Miss Hopwood, a convert to the Catholic Faith, was living in Park Road at the outbreak of the war in 1939, when evacuees came to Toddington and the surrounding area. She realised that there would be Catholics amongst them who would need somewhere to worship. She sought permission from the Bishop to establish a Mass Centre in her own home - then called “Withingtons”, and later renamed “Glengarrif”. The Spanish Vincentians who were based in Dunstable agreed to come out each Sunday in order to celebrate Mass.

The impressive entrance hall of the house was furnished as a chapel, and it was always beautifully decorated with flowers. The landing above was used for the organ, which was played by Miss Hopwood.

In the 1950s Miss Hopwood decided to have the stables renovated and converted to a chapel, dedicated to St Elizabeth of Hungary. The alterations were carried out by James McGowan, whose sons James and Paul served faithfully every Sunday. During this period the Irish Vincentians took over from the Spanish Vincentians in Dunstable, and they continued to celebrate Mass in the new chapel.

 Miss Hopwood died in August 1959, bequeathing her house and the chapel to the Diocese of Northampton. Her place as caretaker was taken by Miss McDonald, who in turn looked after the church until her death in 1967.

Among the priests who have served the community in Toddington are Fr. Buckley, who set about the fund raising to replace the chairs with the benches still in use today. Sometime later Fr. Raftery gave the privilege of having the Blessed Sacrament on the altar in the church.

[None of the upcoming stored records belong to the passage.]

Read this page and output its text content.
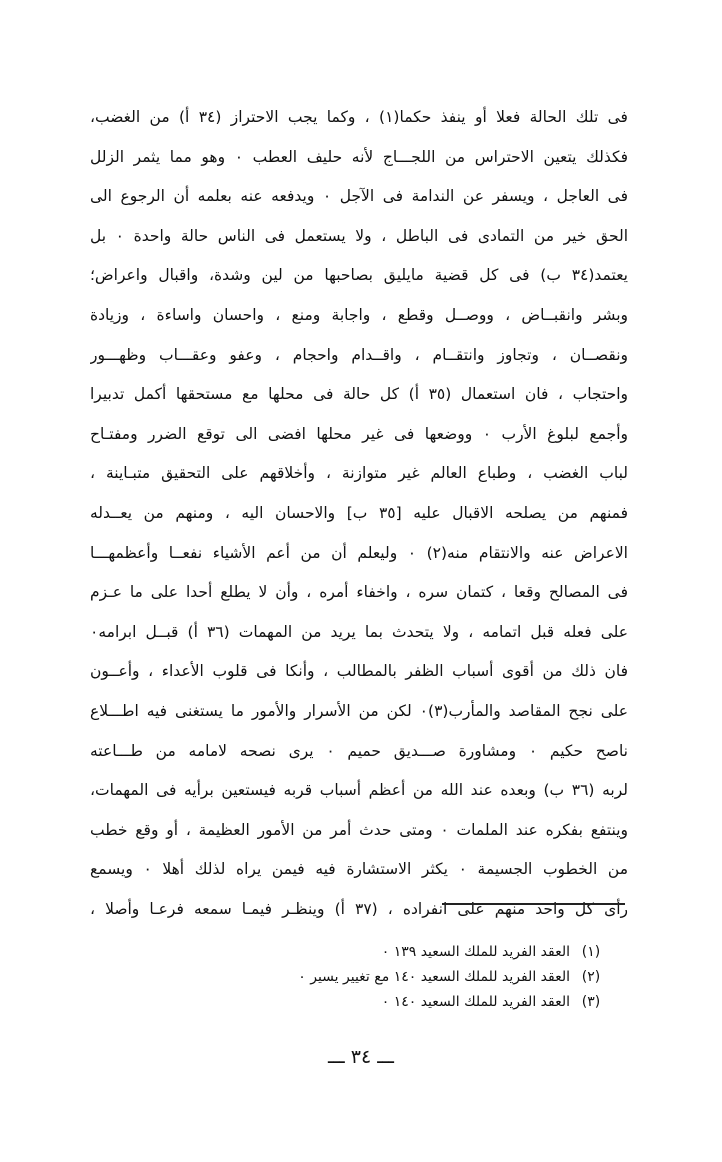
فى تلك الحالة فعلا أو ينفذ حكما(١) ، وكما يجب الاحتراز (٣٤ أ) من الغضب،
فكذلك يتعين الاحتراس من اللجـــاج لأنه حليف العطب ٠ وهو مما يثمر الزلل
فى العاجل ، ويسفر عن الندامة فى الآجل ٠ ويدفعه عنه بعلمه أن الرجوع الى
الحق خير من التمادى فى الباطل ، ولا يستعمل فى الناس حالة واحدة ٠ بل
يعتمد(٣٤ ب) فى كل قضية مايليق بصاحبها من لين وشدة، واقبال واعراض؛
وبشر وانقبــاض ، ووصــل وقطع ، واجابة ومنع ، واحسان واساءة ، وزيادة
ونقصــان ، وتجاوز وانتقــام ، واقــدام واحجام ، وعفو وعقـــاب وظهـــور
واحتجاب ، فان استعمال (٣٥ أ) كل حالة فى محلها مع مستحقها أكمل تدبيرا
وأجمع لبلوغ الأرب ٠ ووضعها فى غير محلها افضى الى توقع الضرر ومفتـاح
لباب الغضب ، وطباع العالم غير متوازنة ، وأخلاقهم على التحقيق متبـاينة ،
فمنهم من يصلحه الاقبال عليه [٣٥ ب] والاحسان اليه ، ومنهم من يعــدله
الاعراض عنه والانتقام منه(٢) ٠ وليعلم أن من أعم الأشياء نفعــا وأعظمهـــا
فى المصالح وقعا ، كتمان سره ، واخفاء أمره ، وأن لا يطلع أحدا على ما عـزم
على فعله قبل اتمامه ، ولا يتحدث بما يريد من المهمات (٣٦ أ) قبــل ابرامه٠
فان ذلك من أقوى أسباب الظفر بالمطالب ، وأنكا فى قلوب الأعداء ، وأعــون
على نجح المقاصد والمأرب(٣)٠ لكن من الأسرار والأمور ما يستغنى فيه اطـــلاع
ناصح حكيم ٠ ومشاورة صـــديق حميم ٠ يرى نصحه لامامه من طـــاعته
لربه (٣٦ ب) وبعده عند الله من أعظم أسباب قربه فيستعين برأيه فى المهمات،
وينتفع بفكره عند الملمات ٠ ومتى حدث أمر من الأمور العظيمة ، أو وقع خطب
من الخطوب الجسيمة ٠ يكثر الاستشارة فيه فيمن يراه لذلك أهلا ٠ ويسمع
رأى كل واحد منهم على انفراده ، (٣٧ أ) وينظـر فيمـا سمعه فرعـا وأصلا ،
(١)
العقد الفريد للملك السعيد ١٣٩ ٠
(٢)
العقد الفريد للملك السعيد ١٤٠ مع تغيير يسير ٠
(٣)
العقد الفريد للملك السعيد ١٤٠ ٠
ـــ ٣٤ ـــ
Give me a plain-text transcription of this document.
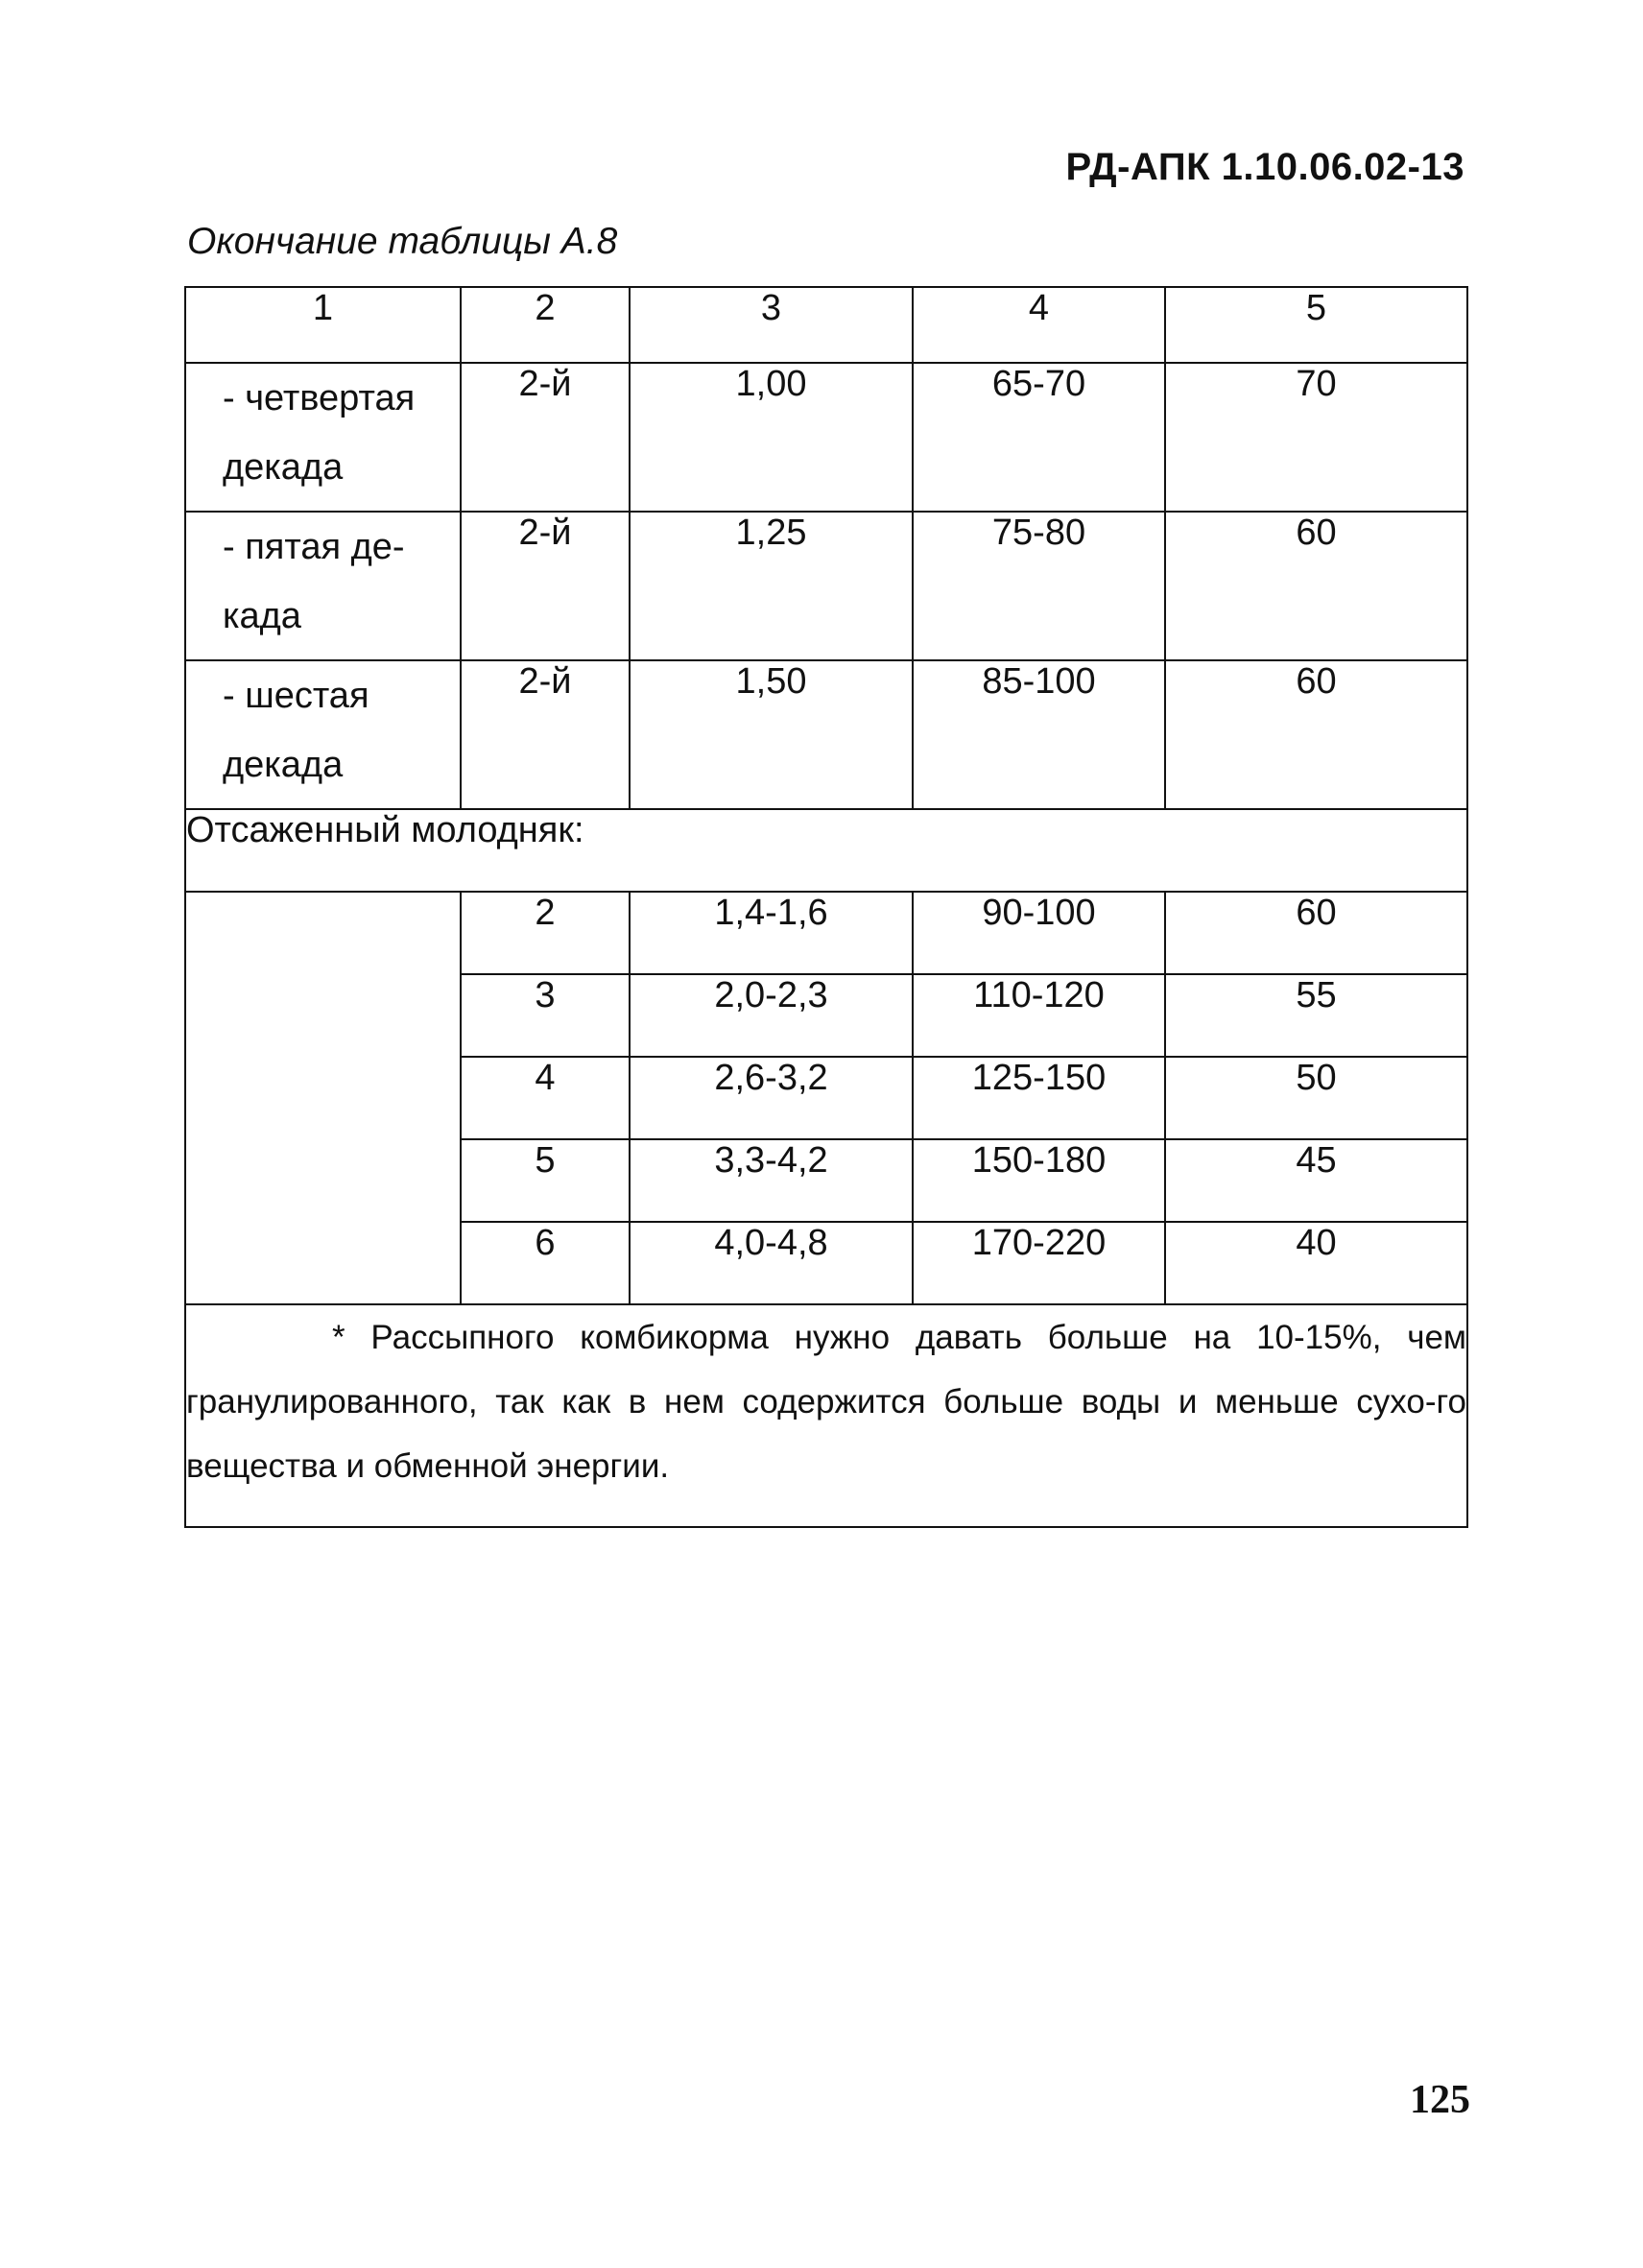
РД-АПК 1.10.06.02-13
Окончание таблицы А.8
1	2	3	4	5
- четвертая декада	2-й	1,00	65-70	70
- пятая де-када	2-й	1,25	75-80	60
- шестая декада	2-й	1,50	85-100	60
Отсаженный молодняк:				
	2	1,4-1,6	90-100	60
	3	2,0-2,3	110-120	55
	4	2,6-3,2	125-150	50
	5	3,3-4,2	150-180	45
	6	4,0-4,8	170-220	40

* Рассыпного комбикорма нужно давать больше на 10-15%, чем гранулированного, так как в нем содержится больше воды и меньше сухо-го вещества и обменной энергии.				
125
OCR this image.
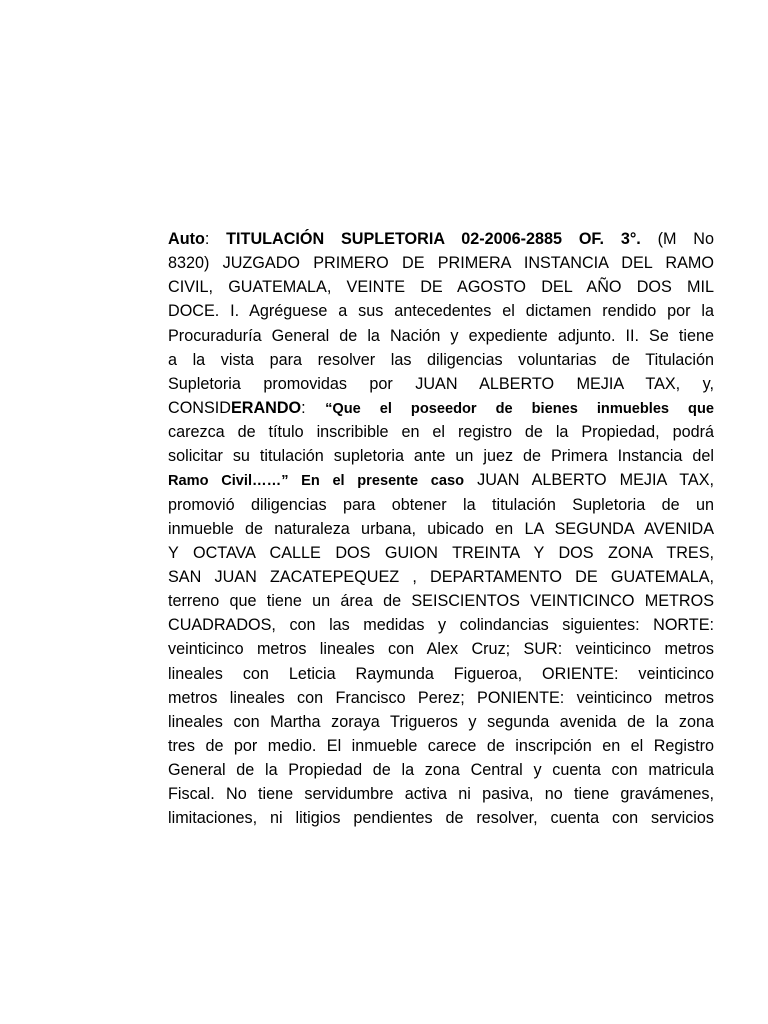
Auto: TITULACIÓN SUPLETORIA 02-2006-2885 OF. 3°. (M No
8320) JUZGADO PRIMERO DE PRIMERA INSTANCIA DEL RAMO
CIVIL, GUATEMALA, VEINTE DE AGOSTO DEL AÑO DOS MIL
DOCE. I. Agréguese a sus antecedentes el dictamen rendido por la
Procuraduría General de la Nación y expediente adjunto. II. Se tiene
a la vista para resolver las diligencias voluntarias de Titulación
Supletoria promovidas por JUAN ALBERTO MEJIA TAX, y,
CONSIDERANDO: “Que el poseedor de bienes inmuebles que
carezca de título inscribible en el registro de la Propiedad, podrá
solicitar su titulación supletoria ante un juez de Primera Instancia del
Ramo Civil……” En el presente caso JUAN ALBERTO MEJIA TAX,
promovió diligencias para obtener la titulación Supletoria de un
inmueble de naturaleza urbana, ubicado en LA SEGUNDA AVENIDA
Y OCTAVA CALLE DOS GUION TREINTA Y DOS ZONA TRES,
SAN JUAN ZACATEPEQUEZ , DEPARTAMENTO DE GUATEMALA,
terreno que tiene un área de SEISCIENTOS VEINTICINCO METROS
CUADRADOS, con las medidas y colindancias siguientes: NORTE:
veinticinco metros lineales con Alex Cruz; SUR: veinticinco metros
lineales con Leticia Raymunda Figueroa, ORIENTE: veinticinco
metros lineales con Francisco Perez; PONIENTE: veinticinco metros
lineales con Martha zoraya Trigueros y segunda avenida de la zona
tres de por medio. El inmueble carece de inscripción en el Registro
General de la Propiedad de la zona Central y cuenta con matricula
Fiscal. No tiene servidumbre activa ni pasiva, no tiene gravámenes,
limitaciones, ni litigios pendientes de resolver, cuenta con servicios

Parishioners have been very generous over the years providing many of the church’s Mass furnishings. The set of three lectionaries was blessed by Fr. Curtin in 1992 and the crystal cruets are in memory of Fr. Harry Smyth who died in 1993. The Stations of the Cross, the organ, the lectern falls and the baptismal font were all donated by parishioners or their families

In 1996 and 2000 substantial repairs and renovations were completed on the fabric of the church. In the autumn of 1996 work began to reclaim the garden, and this has been continued over the last few years, to provide a colourful and restful setting for the annual Open Air Mass and a useful facility for everyone to share during the fine weather.

We give thanks to all those who have served the community in whatever way and those who have gone before us in the sign of Faith.